Sang Suami: Dunia ini memang sering memperlakukan para tokoh dengan tidak adil. Almarhum Michael Jackson adalah salah satu korban yang parah dari sikap mass media yang berprinsip “a bad news is a good news“. Selama bertahun-tahun, sang legenda menderita dalam penghinaan atas kasus “pelecehan seksual” terhadap anak-anak, yang tidak pernah terbukti kebenarannya! Bahkan sesaat setelah kematian sang legenda, anak yang dilecehkan tersebut mengaku bahwa ia hanya disuruh oleh orang tuanya untuk membuat keterangan palsu……. Sejak zaman dahulu peristiwa demikian sering terulang? Gusti Yesus, sampai sekarang kata-katanya masih diabadikan dalam Kitab Suci, akan tetapi masyarakat tidak membantu kala dia disalibkan secara tidak adil. Kemudian, sebagian warga dunia mungkin masih hapal kalimat “I have a dream” dari Dr. Martin Luther King Jr., akan tetapi dia dibiarkan tertembak mati. Demikian pula Mahatma Gandhi yang dianggap Bapak Pejuang Tanpa Kekerasan yang mengilhami banyak tokoh, yang tak terkawal sewaktu ditembak. Pun demikian pula J.F. Kennedy. Banyak tokoh besar yang mengalami ketidakadilan semasa hidupnya. Para tokoh tersebut telah melepaskan diri dari pola pikiran lama, sedangkan masyarakat masih terkurung dalam pola lama, sehingga tentu saja para pembaharu zaman selalu disalahpahami.
Sang Istri: Bukankah kau pernah menceritakan tentang almarhum kakekmu yang biasa melagukan tembang pupuh ke 7 Serat Kalatida karya Pujangga Ronggowarsito……………“Amenangi jaman edan, ewuh aya ing pambudi. Melu edan nora tahan, yen tan melu anglakoni boya kaduman melik, kaliren wekasanipun. Dilalah karsaning Allah, begja-begjane kang lali,luwih begja kang sabar eling lawan waspada”. ………………“Mengalami zaman edan, sulit dalam berupaya. Ikut gila tidak tahan, kalau tak ikut menjalaninya, tidak mendapat bagian, Akhirnya kelaparan. Sudah kehendak Allah, seberapa untung yang lalai,lebih beruntung yang sabar, sadar serta waspada”……. Nampaknya dari dulu keadaan tak banyak berubah.
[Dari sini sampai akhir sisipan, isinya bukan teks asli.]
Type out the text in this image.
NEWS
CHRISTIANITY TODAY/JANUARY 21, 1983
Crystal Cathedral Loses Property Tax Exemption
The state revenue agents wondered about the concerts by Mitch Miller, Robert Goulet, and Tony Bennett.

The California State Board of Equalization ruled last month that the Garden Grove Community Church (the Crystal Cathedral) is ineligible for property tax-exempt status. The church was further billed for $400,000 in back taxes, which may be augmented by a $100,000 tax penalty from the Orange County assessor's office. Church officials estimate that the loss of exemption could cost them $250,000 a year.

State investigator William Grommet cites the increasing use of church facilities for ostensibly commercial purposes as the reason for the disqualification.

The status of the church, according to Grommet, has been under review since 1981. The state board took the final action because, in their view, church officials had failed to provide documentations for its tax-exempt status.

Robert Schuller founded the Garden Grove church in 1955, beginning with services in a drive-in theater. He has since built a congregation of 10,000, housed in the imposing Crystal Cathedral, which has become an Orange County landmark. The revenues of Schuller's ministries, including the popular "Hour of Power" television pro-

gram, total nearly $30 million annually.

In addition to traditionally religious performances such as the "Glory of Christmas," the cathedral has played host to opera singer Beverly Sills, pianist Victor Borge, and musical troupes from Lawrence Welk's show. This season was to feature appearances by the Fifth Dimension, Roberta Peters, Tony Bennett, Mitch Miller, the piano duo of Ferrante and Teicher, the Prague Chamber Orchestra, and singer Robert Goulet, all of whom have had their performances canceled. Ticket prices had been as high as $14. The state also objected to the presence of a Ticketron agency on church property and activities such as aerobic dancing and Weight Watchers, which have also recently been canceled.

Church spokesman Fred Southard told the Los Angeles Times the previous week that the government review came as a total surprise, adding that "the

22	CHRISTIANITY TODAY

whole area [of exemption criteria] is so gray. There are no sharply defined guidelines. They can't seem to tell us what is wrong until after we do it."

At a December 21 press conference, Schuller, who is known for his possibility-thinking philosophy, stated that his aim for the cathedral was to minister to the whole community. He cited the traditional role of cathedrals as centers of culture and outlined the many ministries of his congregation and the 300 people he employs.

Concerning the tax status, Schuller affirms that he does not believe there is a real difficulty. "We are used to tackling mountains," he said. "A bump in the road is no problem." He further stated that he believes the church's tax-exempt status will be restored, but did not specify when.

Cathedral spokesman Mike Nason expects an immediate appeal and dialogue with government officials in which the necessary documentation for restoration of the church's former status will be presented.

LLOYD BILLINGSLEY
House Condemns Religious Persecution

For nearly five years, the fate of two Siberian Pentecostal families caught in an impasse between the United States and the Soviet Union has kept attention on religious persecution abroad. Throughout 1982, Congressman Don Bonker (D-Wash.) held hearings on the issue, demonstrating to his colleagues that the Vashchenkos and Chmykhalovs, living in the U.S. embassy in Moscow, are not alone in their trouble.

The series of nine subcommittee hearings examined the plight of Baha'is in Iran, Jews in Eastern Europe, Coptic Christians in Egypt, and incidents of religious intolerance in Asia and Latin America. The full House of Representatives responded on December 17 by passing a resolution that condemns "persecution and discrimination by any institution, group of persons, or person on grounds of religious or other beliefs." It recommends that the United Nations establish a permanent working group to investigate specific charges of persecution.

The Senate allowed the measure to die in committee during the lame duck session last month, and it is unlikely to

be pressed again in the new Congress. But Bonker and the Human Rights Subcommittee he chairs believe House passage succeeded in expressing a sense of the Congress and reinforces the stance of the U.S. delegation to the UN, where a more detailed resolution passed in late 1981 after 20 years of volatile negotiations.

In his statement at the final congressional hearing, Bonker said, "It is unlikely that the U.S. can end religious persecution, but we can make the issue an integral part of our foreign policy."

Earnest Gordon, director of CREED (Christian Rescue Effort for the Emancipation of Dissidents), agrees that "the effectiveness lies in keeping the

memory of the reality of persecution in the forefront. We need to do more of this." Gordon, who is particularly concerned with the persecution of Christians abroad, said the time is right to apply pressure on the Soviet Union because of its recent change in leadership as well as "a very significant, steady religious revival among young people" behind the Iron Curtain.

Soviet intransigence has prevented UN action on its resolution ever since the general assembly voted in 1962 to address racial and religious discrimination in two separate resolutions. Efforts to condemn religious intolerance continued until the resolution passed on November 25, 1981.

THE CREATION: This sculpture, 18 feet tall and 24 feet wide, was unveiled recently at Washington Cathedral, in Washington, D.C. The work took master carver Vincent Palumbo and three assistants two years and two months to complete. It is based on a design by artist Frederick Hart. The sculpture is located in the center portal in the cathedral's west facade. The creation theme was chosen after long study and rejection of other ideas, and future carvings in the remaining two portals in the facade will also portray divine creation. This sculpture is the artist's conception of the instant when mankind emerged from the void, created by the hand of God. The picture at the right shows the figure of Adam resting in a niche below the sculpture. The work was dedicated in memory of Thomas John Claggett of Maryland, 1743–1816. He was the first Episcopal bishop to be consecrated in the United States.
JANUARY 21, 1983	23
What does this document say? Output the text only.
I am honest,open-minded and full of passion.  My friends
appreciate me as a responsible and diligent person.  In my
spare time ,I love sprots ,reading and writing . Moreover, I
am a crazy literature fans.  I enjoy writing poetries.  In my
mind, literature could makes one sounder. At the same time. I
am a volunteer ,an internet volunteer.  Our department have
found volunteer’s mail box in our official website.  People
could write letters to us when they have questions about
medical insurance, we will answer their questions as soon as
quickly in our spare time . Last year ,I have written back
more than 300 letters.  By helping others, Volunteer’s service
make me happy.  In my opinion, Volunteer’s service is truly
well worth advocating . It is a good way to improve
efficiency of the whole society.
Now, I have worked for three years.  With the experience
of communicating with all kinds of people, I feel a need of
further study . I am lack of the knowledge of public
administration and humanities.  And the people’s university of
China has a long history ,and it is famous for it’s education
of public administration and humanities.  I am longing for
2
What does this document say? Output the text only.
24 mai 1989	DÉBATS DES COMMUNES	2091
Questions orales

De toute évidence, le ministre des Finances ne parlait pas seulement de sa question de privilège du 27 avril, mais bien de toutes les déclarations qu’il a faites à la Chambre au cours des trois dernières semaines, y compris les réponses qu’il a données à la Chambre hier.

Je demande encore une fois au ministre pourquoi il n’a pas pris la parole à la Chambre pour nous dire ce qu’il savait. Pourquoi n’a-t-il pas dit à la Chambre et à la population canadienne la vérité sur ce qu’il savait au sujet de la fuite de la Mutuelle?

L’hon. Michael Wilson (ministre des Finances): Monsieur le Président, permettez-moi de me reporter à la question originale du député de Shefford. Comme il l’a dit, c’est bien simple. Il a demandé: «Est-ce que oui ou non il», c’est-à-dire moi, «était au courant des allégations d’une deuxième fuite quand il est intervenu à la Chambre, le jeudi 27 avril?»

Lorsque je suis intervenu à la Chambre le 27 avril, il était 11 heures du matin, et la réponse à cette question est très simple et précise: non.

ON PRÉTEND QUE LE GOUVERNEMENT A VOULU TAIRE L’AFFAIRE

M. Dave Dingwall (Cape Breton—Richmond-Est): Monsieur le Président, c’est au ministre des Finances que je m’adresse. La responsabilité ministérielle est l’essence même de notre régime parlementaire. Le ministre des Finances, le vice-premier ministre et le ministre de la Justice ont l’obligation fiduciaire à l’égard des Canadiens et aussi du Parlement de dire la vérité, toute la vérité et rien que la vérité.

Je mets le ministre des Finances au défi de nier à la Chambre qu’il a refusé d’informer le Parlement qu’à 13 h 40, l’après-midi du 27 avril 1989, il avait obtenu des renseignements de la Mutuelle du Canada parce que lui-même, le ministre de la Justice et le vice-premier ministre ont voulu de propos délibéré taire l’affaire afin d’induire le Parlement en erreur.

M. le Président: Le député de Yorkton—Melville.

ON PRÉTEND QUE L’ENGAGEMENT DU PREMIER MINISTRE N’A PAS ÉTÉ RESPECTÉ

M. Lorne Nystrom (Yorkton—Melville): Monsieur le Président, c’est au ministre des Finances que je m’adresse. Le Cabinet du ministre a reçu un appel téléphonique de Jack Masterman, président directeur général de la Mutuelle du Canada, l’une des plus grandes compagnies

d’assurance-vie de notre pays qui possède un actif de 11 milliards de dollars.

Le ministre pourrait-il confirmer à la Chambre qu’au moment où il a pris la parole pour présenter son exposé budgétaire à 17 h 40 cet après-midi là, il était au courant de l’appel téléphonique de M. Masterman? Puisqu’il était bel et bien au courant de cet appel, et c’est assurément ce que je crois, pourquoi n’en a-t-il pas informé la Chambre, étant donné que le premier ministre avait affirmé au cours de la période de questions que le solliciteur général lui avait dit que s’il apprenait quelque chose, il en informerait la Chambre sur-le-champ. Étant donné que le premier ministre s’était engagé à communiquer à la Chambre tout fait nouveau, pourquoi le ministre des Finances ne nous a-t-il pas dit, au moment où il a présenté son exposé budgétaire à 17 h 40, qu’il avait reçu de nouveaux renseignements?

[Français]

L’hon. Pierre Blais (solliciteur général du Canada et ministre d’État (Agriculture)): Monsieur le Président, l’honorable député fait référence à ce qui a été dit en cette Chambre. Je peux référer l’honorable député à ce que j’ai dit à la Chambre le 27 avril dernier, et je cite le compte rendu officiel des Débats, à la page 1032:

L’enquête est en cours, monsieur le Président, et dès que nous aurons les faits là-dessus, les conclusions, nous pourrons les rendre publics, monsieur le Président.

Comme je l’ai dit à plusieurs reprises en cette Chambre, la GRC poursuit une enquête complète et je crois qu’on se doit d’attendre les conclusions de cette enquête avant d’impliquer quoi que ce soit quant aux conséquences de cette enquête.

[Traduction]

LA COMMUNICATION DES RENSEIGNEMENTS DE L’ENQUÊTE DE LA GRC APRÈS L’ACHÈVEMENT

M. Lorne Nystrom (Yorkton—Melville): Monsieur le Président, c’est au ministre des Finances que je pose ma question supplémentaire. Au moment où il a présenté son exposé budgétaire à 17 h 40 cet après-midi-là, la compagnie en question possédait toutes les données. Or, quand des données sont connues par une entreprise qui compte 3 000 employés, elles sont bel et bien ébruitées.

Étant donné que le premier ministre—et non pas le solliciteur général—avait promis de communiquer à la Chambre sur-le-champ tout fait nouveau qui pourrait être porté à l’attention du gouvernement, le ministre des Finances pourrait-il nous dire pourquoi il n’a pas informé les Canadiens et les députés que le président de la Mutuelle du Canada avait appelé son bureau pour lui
Sang Suami: Mari kita coba review kembali pembicaraan masyarakat sejak bulan Januari 2010. Kala itu masyarakat pernah melihat panggung kasus Bank Century lewat mass media, dan kita hanya bisa menggeleng-gelengkan kepala. Para elite bangsa menggunakan segala cara untuk memenangkan pertempuran bagi pihaknya. Kemudian ada saja pihak yang nuraninya bisa terbeli oleh materi, ada pula yang dalam keadaan terdesak akan dibuka kelemahannya, dia tunduk. Pokoknya segala macam cara. Begitulah kondisi bangsa kita. Dan, kini diulangi lagi dengan kasus mafia pajak…….. Wajar masyarakat sempat berpikir bahwa sebuah kasus hanya digunakan sebagai wahana menguatkan posisi tawar terhadap pihak penguasa. Mereka tak mempedulikan konstituen. Rakyat sekedar noktah hitam yang dikunjungi 5 tahun sekali, kata opini Surat Kabar. Sehingga parlemen jalanan dan piranti jejaring sosial tetap digunakan mereka yang “sadar”. Seorang Pengamat Politik di Kompas tanggal 23 Februari 2010 menyampaikan bahwa suatu kasus nasional hadir dalam panggung dengan pemeran yang dapat dinikmati masyarakat. Disebutkan bahwa salah satu keahlian para pemimpin kita adalah “mimikri”, kodrat sebuah hewan untuk menyesuaikan diri dengan lingkungan. Masyarakat sudah pada jenuh, masyarakat tak bisa berharap banyak, seorang pemimpin yang sekarang menggebu-gebu dan esok paginya bisa takluk bersimpuh.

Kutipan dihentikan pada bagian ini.